Asal usul 'yunjian' (yang secara harafiah berarti "jubah bahu berbentuk-awan") dapat ditelusuri kembali ke masa pra-Dinasti Qin dan Han, dengan penggambaran visual paling awal muncul dalam mural Dinasti Sui di Dunhuang. Sejak Dinasti Yuan dan seterusnya, ini berkembang menjadi aksesori berbeda yang dikenakan di leher dan bahu.

 

Pada Dinasti Yuan, 'yunjian' telah memperoleh bentuk standar dan dimasukkan ke dalam sistem pakaian resmi; 'Sejarah Yuan' (Risalah tentang Kereta dan Pakaian) menjelaskan desainnya menyerupai empat panel-berbentuk awan yang tergantung ke bawah. Seiring waktu, pakaian ini mulai dipakai terutama selama festival musiman atau pernikahan. Popularitasnya mencapai puncaknya pada masa Dinasti Ming dan Qing, ketika itu menjadi bagian penting dari pakaian pernikahan dan dikenakan di semua strata sosial. Pada masa Dinasti Qing, 'yunjian' yang dibuat oleh pengrajin di Guangzhou-seperti "selendang Manila"-yang terkenal diekspor ke Eropa melalui Jalur Sutra Maritim, menjadi simbol mode Barat.

 

Setelah berdirinya Republik Tiongkok, 'yunjian' secara bertahap memudar dari pakaian sehari-hari, dan hanya digunakan untuk pertunjukan opera tradisional dan pernikahan.
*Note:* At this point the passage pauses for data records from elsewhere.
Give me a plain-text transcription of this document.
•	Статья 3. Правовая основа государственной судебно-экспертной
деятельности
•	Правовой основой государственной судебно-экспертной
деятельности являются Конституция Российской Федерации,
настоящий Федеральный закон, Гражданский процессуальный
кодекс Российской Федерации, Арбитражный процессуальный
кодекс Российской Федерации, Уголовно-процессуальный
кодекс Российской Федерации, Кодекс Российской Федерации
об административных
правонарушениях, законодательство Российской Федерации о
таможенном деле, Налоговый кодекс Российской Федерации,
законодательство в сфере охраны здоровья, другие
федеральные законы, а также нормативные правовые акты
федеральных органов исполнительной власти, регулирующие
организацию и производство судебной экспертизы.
Aksesori ini biasanya memiliki desain "empat-bagian *ruyi*" (kepala-tongkat), yang terdiri dari dua lapisan yang terdiri dari delapan panel-berbentuk awan; setiap panel disulam dengan motif mulai dari bunga, burung, serangga hingga adegan cerita teater. Membuat *yunjian* yang indah adalah proses-yang memakan waktu dan membutuhkan keahlian luar biasa. Sulamannya menggunakan berbagai macam teknik-seperti sofa, tusuk batang, tusuk belah, tusuk-jarum pinus, tusuk biji, tusuk-bingkai benang emas, dan tusuk satin-yang menghasilkan beragam gaya. Belakangan ini, didorong oleh tren "Guofeng" (gaya tradisional Tiongkok), *yunjian* kembali muncul, tampil di acara-acara seperti pekan mode.